Re: Converting PDF to JPG when using searchable images
Posted: 2018-04-07T17:29:02-07:00
by Scarred Sun
I'm using 6.9.7-4 in this case.
Re: Converting PDF to JPG when using searchable images
Posted: 2018-04-07T18:01:31-07:00
by fmw42
I do not think pdfimages has a stdout to pipe to convert (as snibgo said). So try separating the pdfimages command from the convert command. Save the result from the pdf images will be automatically created. Also as snibgo said, better to read the input right after convert as proper IM syntax.
For example:
Code: Select all
pdfimages -f 1 -l 1 -png lena1.pdf lena1
creates lena1-000.png
Seems that it does not respect the lack of -p and still seems to write page numbers anyway.
Then do
Re: Converting PDF to JPG when using searchable images
Posted: 2018-04-07T19:24:17-07:00
by snibgo
pdfimages always includes the image number within the filename. With option "-p", it also includes the page number. (A pdf file may contain pages with more than one image, and pages with no images.)
Re: Converting PDF to JPG when using searchable images
Posted: 2018-04-07T19:48:16-07:00
by fmw42
snibgo wrote: ↑2018-04-07T19:24:17-07:00
pdfimages always includes the image number within the filename. With option "-p", it also includes the page number. (A pdf file may contain pages with more than one image, and pages with no images.)
Thanks for the clarification. I misunderstood the meaning of -000.

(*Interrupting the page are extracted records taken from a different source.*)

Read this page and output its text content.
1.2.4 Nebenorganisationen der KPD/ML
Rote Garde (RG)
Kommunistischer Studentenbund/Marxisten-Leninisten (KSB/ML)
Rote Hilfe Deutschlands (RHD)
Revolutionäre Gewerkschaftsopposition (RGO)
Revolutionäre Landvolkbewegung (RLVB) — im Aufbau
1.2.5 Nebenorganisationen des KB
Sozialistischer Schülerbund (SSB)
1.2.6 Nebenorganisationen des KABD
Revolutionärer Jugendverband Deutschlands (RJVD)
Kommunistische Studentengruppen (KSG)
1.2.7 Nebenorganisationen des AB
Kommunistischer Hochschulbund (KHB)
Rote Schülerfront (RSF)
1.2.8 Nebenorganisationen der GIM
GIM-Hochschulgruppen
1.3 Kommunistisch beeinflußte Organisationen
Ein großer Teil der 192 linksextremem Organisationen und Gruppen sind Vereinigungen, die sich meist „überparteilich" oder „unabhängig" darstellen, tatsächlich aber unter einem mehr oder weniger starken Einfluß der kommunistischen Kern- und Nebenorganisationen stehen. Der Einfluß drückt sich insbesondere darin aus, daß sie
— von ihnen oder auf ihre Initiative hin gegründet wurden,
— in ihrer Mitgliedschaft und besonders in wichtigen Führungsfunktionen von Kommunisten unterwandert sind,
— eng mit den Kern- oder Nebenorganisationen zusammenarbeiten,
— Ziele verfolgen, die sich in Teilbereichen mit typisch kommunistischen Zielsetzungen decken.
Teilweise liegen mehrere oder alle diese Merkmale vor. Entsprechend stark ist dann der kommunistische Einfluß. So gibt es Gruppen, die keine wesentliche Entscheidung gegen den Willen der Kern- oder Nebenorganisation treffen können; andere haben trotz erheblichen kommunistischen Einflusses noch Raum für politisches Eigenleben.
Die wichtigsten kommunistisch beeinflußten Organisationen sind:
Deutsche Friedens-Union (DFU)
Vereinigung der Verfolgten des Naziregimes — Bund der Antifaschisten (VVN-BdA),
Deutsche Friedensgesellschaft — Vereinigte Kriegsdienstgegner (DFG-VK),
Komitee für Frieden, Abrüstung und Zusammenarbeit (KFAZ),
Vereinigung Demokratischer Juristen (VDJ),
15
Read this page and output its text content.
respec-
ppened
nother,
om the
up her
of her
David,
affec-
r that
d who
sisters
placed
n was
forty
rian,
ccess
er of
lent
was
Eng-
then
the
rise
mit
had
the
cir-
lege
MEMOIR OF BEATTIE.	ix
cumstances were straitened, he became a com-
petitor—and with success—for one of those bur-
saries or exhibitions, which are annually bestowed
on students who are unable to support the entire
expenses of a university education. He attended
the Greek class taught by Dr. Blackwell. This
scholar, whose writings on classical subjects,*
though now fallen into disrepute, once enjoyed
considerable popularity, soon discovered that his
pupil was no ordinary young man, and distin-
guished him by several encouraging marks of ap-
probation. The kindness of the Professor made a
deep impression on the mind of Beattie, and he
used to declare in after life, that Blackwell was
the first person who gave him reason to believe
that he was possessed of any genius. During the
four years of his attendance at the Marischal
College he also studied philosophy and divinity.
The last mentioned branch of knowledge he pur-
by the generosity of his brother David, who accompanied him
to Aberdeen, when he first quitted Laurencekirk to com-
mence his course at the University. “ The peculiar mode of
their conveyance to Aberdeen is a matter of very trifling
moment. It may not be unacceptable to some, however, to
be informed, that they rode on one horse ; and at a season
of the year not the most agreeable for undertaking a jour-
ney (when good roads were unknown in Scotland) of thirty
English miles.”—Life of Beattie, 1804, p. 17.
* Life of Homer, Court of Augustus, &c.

Re: Converting PDF to JPG when using searchable images
Posted: 2018-04-08T13:33:45-07:00
by Scarred Sun
The lack of a pipe leaves me in a bind--I'm actually using this along with Mediawiki to convert PDFs to JPG (thus the earlier gs use.) Are there any other options besides gs and pdfimages for this task? I'm assuming ImageMagick can't do this natively.
Re: Converting PDF to JPG when using searchable images
Posted: 2018-04-08T13:49:28-07:00
by fmw42
Imagemagick used Ghostscript to process PDF images. So not natively with it.